Mit "Isn't Anything" begründeten My Bloody Valentine das Genre des Shoegazing, so genannt wegen der in sich versunkenen, nach unten, auf die Schuhe blickenden Haltung vieler Shoegaze-Bands während ihrer Konzerte. Inwiefern man My Bloody Valentine mit dieser Bezeichnung gerecht wird, ist umstritten. Allerdings haben nur wenige Bands die Avantgarde-Tendenzen von My Bloody Valentine aufgegriffen und sich stattdessen auf die Dream Pop-Elemente konzentriert, die viel einfacher zu reproduzieren sind.

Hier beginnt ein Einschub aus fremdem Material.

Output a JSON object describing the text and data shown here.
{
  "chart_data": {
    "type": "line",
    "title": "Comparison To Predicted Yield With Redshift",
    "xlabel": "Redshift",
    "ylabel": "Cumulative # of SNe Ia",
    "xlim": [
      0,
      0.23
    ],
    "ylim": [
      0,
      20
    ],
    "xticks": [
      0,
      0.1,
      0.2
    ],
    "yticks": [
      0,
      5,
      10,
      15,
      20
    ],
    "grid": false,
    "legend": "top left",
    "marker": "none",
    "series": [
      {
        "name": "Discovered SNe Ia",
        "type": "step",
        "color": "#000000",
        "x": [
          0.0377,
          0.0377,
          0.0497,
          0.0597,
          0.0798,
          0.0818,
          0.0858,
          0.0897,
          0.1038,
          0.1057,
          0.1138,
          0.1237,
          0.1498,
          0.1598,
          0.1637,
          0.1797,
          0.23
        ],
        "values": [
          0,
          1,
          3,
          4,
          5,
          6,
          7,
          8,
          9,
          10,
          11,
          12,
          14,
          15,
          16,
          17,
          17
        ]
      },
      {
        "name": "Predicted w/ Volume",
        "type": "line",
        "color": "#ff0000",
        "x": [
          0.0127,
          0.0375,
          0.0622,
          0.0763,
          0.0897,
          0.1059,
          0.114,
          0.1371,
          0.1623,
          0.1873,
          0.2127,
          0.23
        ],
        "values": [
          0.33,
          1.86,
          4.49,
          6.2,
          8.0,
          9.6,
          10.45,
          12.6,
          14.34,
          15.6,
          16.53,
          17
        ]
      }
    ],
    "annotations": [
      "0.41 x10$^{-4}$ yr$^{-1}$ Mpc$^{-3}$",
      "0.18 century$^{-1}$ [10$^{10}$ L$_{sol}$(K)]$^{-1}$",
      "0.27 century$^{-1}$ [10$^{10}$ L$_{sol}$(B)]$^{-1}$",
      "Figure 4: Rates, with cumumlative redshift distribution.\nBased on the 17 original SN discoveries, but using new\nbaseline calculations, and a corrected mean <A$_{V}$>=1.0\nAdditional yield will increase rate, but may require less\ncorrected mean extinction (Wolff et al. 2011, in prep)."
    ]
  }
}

Fast gleichzeitig zu Isn't Anything erschien die zweite Creation-EP "Feed Me With Your Kiss". Neben dem auch auf dem Album vertretenen Titelstück wirken die restlichen Tracks wie eine Sammlung von Outtakes der Albumsessions, allerdings auf hohem Niveau.

Nach drei Veröffentlichungen innerhalb eines halben Jahres legen My Bloody Valentine keine Pause ein, sondern beginnen bereits im Februar 1989 mit der Arbeit am Nachfolger von "Isn't Anything". In den drei Jahren, die bis zur Veröffentlichung vergehen sollten, veränderte sich die Welt grundlegend.

Wertungen:

You Made Me Realise-EP (auf der 2 CD-Compilation EP's 1988-1991): ++++½ (von +++++)

Isn't Anything: ++++½ (von +++++)

Feed Me With Your Kiss-EP (auf der 2 CD-Compilation EP's 1988-1991): ++++(von +++++)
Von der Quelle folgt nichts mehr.